Dueto da tarde (XXI)

A luz que está faltando chega-lhe ao coração apertado como uma obrigação descumprida.
As pernas compridas, desenhadas, o cabelo bem feito e um batom vermelho
Que reflete, acanhado, o vermelho dos olhos que choraram tudo e ainda choram
É a ausência de um enigma, pois tão evidente é sua própria vida e sua tormentosa história.
Menina esquecendo de ser menina porque menina já não pode ser,
Já carrega o pesado fardo, como se vestisse a farda de um general qualquer
No front de uma guerra que emperra, que enterra os sonhos e as ilusões entre os frêmitos da carne.
Tão largos e fartos os prantos; tão logo o raiar de um dia na cama de um desconhecido, no trilho que não finda; tão longe o horizonte perdido.

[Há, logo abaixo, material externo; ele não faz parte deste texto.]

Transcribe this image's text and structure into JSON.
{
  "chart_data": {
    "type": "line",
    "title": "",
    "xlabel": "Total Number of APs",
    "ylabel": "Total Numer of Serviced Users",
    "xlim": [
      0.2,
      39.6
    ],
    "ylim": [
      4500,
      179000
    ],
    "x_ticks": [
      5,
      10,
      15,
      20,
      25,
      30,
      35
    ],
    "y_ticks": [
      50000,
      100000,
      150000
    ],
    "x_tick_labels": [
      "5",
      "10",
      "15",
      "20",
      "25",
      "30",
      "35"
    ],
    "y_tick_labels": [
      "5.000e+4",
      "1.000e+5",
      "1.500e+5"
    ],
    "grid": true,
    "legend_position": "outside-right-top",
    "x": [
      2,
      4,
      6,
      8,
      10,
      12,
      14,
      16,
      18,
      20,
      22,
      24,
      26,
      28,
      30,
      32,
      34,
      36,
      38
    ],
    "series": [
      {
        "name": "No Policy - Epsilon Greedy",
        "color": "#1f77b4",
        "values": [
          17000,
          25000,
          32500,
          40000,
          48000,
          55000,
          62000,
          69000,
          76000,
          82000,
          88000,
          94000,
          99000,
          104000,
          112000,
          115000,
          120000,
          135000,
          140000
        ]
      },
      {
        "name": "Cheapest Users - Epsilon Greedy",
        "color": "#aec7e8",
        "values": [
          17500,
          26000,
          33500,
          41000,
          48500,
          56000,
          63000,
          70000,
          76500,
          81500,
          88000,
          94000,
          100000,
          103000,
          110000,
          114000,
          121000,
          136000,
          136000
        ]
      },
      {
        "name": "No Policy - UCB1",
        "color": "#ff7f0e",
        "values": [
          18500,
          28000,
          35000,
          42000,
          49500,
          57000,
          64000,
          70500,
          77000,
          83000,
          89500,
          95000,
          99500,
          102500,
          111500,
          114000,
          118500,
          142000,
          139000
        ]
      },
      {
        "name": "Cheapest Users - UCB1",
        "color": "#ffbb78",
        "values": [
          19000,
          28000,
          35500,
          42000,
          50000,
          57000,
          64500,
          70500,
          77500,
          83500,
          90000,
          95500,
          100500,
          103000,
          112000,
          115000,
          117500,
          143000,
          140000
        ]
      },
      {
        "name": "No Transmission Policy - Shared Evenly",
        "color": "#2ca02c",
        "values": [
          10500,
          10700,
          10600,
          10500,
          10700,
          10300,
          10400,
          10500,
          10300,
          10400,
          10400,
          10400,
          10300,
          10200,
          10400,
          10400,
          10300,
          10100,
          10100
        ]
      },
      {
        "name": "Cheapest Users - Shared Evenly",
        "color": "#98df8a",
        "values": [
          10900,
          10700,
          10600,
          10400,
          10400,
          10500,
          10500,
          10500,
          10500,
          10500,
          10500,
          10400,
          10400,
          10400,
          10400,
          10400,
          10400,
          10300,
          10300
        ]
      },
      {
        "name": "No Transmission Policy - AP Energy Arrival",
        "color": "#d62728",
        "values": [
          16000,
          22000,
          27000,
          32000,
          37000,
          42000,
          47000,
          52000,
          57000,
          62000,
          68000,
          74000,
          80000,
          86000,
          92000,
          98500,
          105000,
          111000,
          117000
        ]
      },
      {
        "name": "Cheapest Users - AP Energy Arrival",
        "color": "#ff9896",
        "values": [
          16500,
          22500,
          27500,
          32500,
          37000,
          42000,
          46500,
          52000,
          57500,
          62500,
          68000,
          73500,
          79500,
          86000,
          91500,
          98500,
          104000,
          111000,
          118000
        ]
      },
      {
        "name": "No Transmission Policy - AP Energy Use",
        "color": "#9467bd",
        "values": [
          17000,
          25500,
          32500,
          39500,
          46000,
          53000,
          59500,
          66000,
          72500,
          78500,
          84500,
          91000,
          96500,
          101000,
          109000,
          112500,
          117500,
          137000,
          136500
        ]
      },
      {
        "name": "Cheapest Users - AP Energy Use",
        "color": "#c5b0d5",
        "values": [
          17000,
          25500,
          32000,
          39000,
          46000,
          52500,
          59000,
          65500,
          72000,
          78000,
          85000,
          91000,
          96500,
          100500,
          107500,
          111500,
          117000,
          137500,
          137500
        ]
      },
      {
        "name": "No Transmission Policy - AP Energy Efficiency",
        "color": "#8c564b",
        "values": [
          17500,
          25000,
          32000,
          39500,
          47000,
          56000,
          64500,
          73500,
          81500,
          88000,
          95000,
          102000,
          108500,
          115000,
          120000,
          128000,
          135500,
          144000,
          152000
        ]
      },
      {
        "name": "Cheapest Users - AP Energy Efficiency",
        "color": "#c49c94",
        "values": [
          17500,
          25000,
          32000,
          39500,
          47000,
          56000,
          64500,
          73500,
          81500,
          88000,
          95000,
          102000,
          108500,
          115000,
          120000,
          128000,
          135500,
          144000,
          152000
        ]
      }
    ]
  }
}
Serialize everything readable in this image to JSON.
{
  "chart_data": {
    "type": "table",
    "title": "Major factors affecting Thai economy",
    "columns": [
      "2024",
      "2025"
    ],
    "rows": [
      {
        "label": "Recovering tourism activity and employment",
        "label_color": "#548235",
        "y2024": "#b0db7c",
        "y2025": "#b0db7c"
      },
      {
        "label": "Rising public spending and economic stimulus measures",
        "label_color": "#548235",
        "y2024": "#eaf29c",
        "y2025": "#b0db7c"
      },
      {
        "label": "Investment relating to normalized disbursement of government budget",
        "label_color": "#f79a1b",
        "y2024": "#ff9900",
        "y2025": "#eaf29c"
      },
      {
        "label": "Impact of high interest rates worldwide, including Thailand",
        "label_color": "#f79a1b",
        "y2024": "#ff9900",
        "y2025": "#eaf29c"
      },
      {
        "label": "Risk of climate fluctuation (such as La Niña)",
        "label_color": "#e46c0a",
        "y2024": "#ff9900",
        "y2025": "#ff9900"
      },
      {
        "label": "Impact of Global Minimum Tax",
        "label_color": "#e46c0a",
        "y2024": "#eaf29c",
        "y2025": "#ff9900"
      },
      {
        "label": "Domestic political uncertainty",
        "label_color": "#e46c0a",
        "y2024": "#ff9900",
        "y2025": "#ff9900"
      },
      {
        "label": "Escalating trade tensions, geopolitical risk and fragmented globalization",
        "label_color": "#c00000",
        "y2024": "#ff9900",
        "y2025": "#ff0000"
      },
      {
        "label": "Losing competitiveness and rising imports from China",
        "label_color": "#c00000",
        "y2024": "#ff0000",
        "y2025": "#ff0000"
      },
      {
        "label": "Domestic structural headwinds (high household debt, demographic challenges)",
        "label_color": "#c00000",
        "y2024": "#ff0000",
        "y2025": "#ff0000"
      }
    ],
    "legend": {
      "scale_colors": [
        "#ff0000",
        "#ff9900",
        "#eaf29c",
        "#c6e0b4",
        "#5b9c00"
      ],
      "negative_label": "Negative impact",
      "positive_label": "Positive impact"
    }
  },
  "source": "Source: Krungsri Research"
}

Se algum dia houve um horizonte achado, perdeu-se na obrigação criada pela obrigação malcriada.
É o fato exposto que mesmo com evidentes transtornos vai-se empurrando a vida com o seu amargo gosto.
Seus passos escusos com o coração escuro na calçada escura da noite escura vão empurrando a vida até mais ali
E ali o pensamento estaciona, pois na real telona ela está com a barriga vazia, problemas no ar, contas a pagar e um cliente em mira para resolver o seu dia.